Culinary trends come and go. Jellied eel’s heyday has undoubtedly passed.
One by one, London’s eel, pie and mash shops are closing as fast-food tastes shift to the hot and salty instead of the cool and fishy.
A few staunch holdouts keep eel on the menu, but it’s a sideshow to more popular meat pies and mashed potatoes. It’s ordered mainly by giggling kids on dares, eel slingers say, or curious tourists, or elderly customers whose numbers are fewer every year.
“We don’t sell as many eels in a week now as they used to sell in a day,” said Rick Poole of M. Manze, a family-owned pie and mash chain dating back to 1902.
There aren’t as many eels anymore, either.
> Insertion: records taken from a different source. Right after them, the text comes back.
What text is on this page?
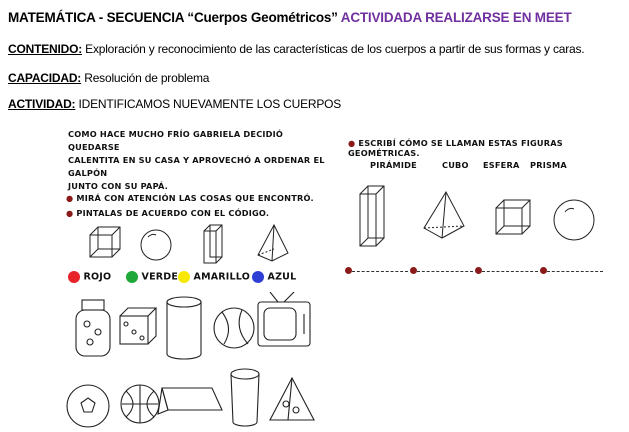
MATEMÁTICA - SECUENCIA “Cuerpos Geométricos” ACTIVIDADA REALIZARSE EN MEET
CONTENIDO: Exploración y reconocimiento de las características de los cuerpos a partir de sus formas y caras.
CAPACIDAD: Resolución de problema
ACTIVIDAD: IDENTIFICAMOS NUEVAMENTE LOS CUERPOS
COMO HACE MUCHO FRÍO GABRIELA DECIDIÓ QUEDARSE
CALENTITA EN SU CASA Y APROVECHÓ A ORDENAR EL GALPÓN
JUNTO CON SU PAPÁ.
● MIRÁ CON ATENCIÓN LAS COSAS QUE ENCONTRÓ.
● PINTALAS DE ACUERDO CON EL CÓDIGO.
ROJO	VERDE	AMARILLO	AZUL
● ESCRIBÍ CÓMO SE LLAMAN ESTAS FIGURAS GEOMÉTRICAS.
PIRÁMIDE	CUBO ESFERA PRISMA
Europe’s eel population has plunged 70 percent in the last 40 years, said Andrew Kerr, chairman and founder of the Sustainable Eel Group. Scientists aren’t entirely sure why, though they suspect it has to do with changes in ocean temperatures and currents.
Jellied eel’s decline parallels the loss of a certain kind of London. The East End used to be a tough, working-class part of town, home to people who labored on the docks.
London has become an expensive place. Money crept in from the City, London’s financial district. Priced-out Cockneys fled to the suburbs. Hipsters and bankers took their place.
“They’re not my customers. They don’t like eel,” said Bob Cooke, owner of the Hackney eel and pie shop F. Cooke.
Cooke’s 114-year-old storefront stands out among organic cafes and foodie boutiques selling imported olives.
Bob was born upstairs, above the cafeteria where he still serves stewed and jellied eels. He’s F. Cooke’s grandson, and the fourth generation of his family in the eel trade.
His daughter owns an eel and pie shop in the London suburbs, where many Cockneys have moved, Cooke said — and it does quite well.